We will see that in the dispute over the 39 Articles and admission to Oxford, a religious test continued to be applied, whether sincerely or not.

Does “Christian philosophy” smudge the difference between philosophy and theology understood Thomistically?

Josef Pieper, Jacques Maritain

D DOES THIS HELP?

It is one thing to say that the believer will be influenced by his faith in all that he does, including his intellectual pursuits, with the result that he way he philosophizes will be markedly different from the way in which the secular philosopher does, and quite another to suggest that this addresses our original question: what is a philosopher qua philosopher doing offering a course on two religious thinkers?

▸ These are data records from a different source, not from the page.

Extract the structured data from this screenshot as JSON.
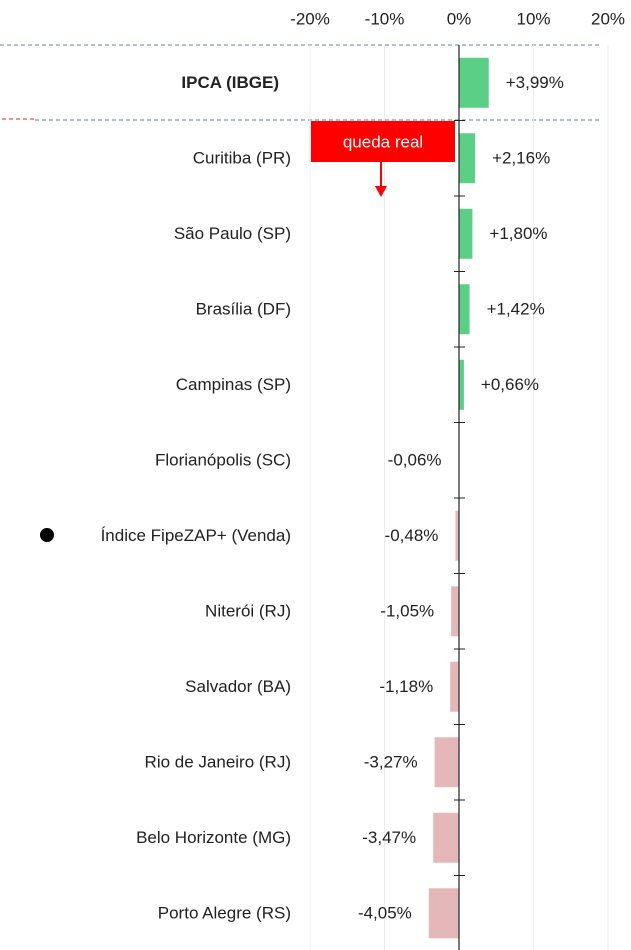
{
  "chart_data": {
    "type": "barh",
    "categories": [
      "IPCA (IBGE)",
      "Curitiba (PR)",
      "São Paulo (SP)",
      "Brasília (DF)",
      "Campinas (SP)",
      "Florianópolis (SC)",
      "Índice FipeZAP+ (Venda)",
      "Niterói (RJ)",
      "Salvador (BA)",
      "Rio de Janeiro (RJ)",
      "Belo Horizonte (MG)",
      "Porto Alegre (RS)"
    ],
    "values": [
      3.99,
      2.16,
      1.8,
      1.42,
      0.66,
      -0.06,
      -0.48,
      -1.05,
      -1.18,
      -3.27,
      -3.47,
      -4.05
    ],
    "value_labels": [
      "+3,99%",
      "+2,16%",
      "+1,80%",
      "+1,42%",
      "+0,66%",
      "-0,06%",
      "-0,48%",
      "-1,05%",
      "-1,18%",
      "-3,27%",
      "-3,47%",
      "-4,05%"
    ],
    "positive_color": "#5ccf87",
    "negative_color": "#e4b8b8",
    "xlim": [
      -20,
      20
    ],
    "xticks": [
      {
        "value": -20,
        "label": "-20%"
      },
      {
        "value": -10,
        "label": "-10%"
      },
      {
        "value": 0,
        "label": "0%"
      },
      {
        "value": 10,
        "label": "10%"
      },
      {
        "value": 20,
        "label": "20%"
      }
    ],
    "grid": true,
    "annotation": "queda real"
  }
}
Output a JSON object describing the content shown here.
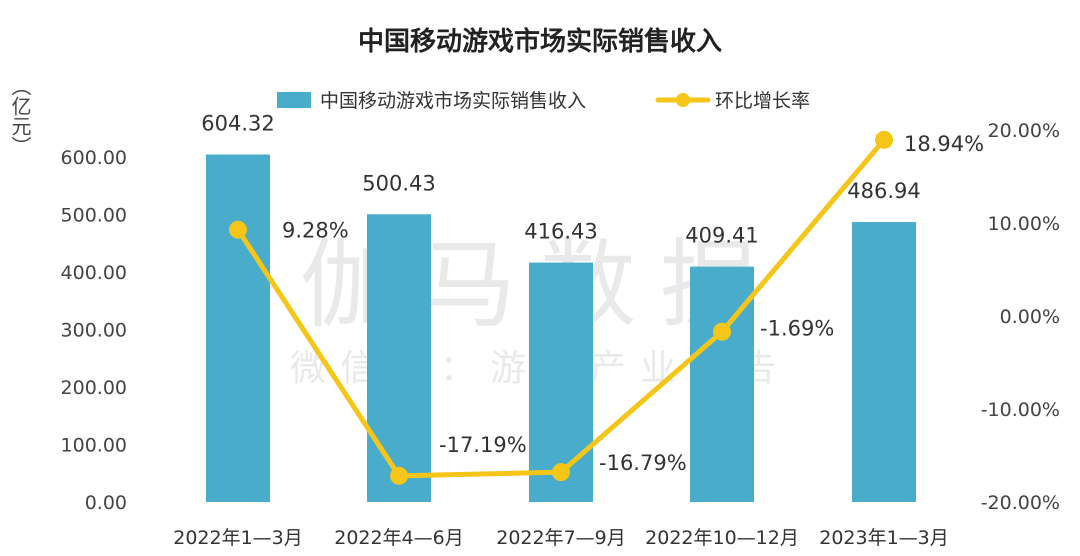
{
  "chart_data": {
    "type": "bar+line",
    "title": "中国移动游戏市场实际销售收入",
    "categories": [
      "2022年1—3月",
      "2022年4—6月",
      "2022年7—9月",
      "2022年10—12月",
      "2023年1—3月"
    ],
    "series": [
      {
        "name": "中国移动游戏市场实际销售收入",
        "type": "bar",
        "axis": "left",
        "color": "#4aaccb",
        "values": [
          604.32,
          500.43,
          416.43,
          409.41,
          486.94
        ],
        "labels": [
          "604.32",
          "500.43",
          "416.43",
          "409.41",
          "486.94"
        ]
      },
      {
        "name": "环比增长率",
        "type": "line",
        "axis": "right",
        "color": "#f5c518",
        "values": [
          9.28,
          -17.19,
          -16.79,
          -1.69,
          18.94
        ],
        "labels": [
          "9.28%",
          "-17.19%",
          "-16.79%",
          "-1.69%",
          "18.94%"
        ]
      }
    ],
    "ylabel_left": "（亿元）",
    "ylim_left": [
      0,
      600
    ],
    "yticks_left": [
      "0.00",
      "100.00",
      "200.00",
      "300.00",
      "400.00",
      "500.00",
      "600.00"
    ],
    "ylim_right": [
      -20,
      20
    ],
    "yticks_right": [
      "-20.00%",
      "-10.00%",
      "0.00%",
      "10.00%",
      "20.00%"
    ],
    "legend_position": "top-center",
    "grid": false
  },
  "watermark": {
    "line1": "伽马数据",
    "line2": "微信号：游戏产业报告"
  }
}
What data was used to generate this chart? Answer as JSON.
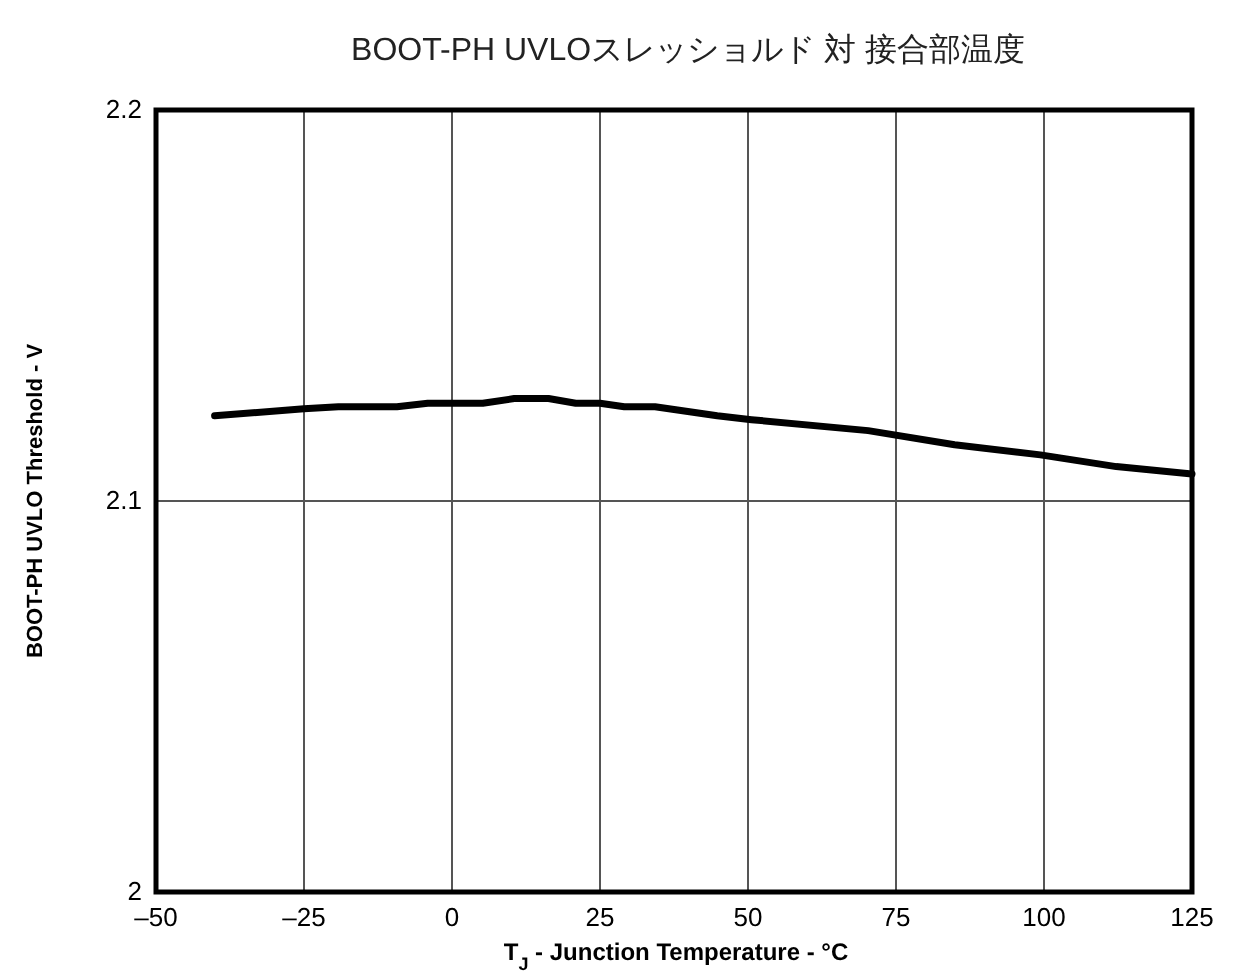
{
  "chart_data": {
    "type": "line",
    "title": "BOOT-PH UVLOスレッショルド 対 接合部温度",
    "xlabel": "T$_{J}$ - Junction Temperature - °C",
    "ylabel": "BOOT-PH UVLO Threshold - V",
    "x": [
      -40.1,
      -25,
      -19.2,
      -9.3,
      -4.1,
      5.2,
      10.5,
      16.3,
      20.9,
      25,
      29.1,
      34.3,
      44.8,
      50.6,
      70.3,
      84.9,
      99.4,
      112.2,
      125
    ],
    "series": [
      {
        "color": "#000000",
        "values": [
          2.1218,
          2.1236,
          2.1241,
          2.1241,
          2.125,
          2.125,
          2.1262,
          2.1262,
          2.125,
          2.125,
          2.1241,
          2.1241,
          2.1218,
          2.1208,
          2.118,
          2.1144,
          2.1118,
          2.1088,
          2.1069
        ]
      }
    ],
    "xlim": [
      -50,
      125
    ],
    "xticks": [
      {
        "value": -50,
        "label": "–50"
      },
      {
        "value": -25,
        "label": "–25"
      },
      0,
      25,
      50,
      75,
      100,
      125
    ],
    "ylim": [
      2,
      2.2
    ],
    "yticks": [
      2,
      2.1,
      2.2
    ],
    "grid": true,
    "marker": "none",
    "line_style": "solid"
  }
}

The only solution would seem to be that we will have to adopt from time to time a formally theological outlook. Much in our two authors does not require this, but their most important works do. So I will hold myself to be clear as to when and why I am speaking more theologico .

*****

WHY DO WE READ AT ALL?

A silly question if it implies that all reading is alike.

I ask the question with respect to such authors as Newman and Kierkegaard. Why devote some 15 weeks to reading and discussing what these men wrote, and so long ago?

*it might seem self-validating to read writings of two authors who are by common consent giants of the 19 th century. Isn’t curiosity about the past a condition of realizing that one is in the present?

*perhaps. But I have selected these two authors because they address an absolutely fundamental issue, the relation of Christian faith to everything else in our life, particularly the relation of faith and reason.

*Newman is cited in Fides et Ratio as a model for us. For us. A model.

*This suggests an answer to our question as applied to him, and as we shall see it applies to SK in an analogous manner.

Here is my approach: a believer reflects upon his faith and its relation to reason under the guidance of Newman and Kierkegaard.

*this is not a disinterested objective.

**one can profit from a reading of our authors short of this objective.

***but I will be trying to take them seriously in and on their own terms.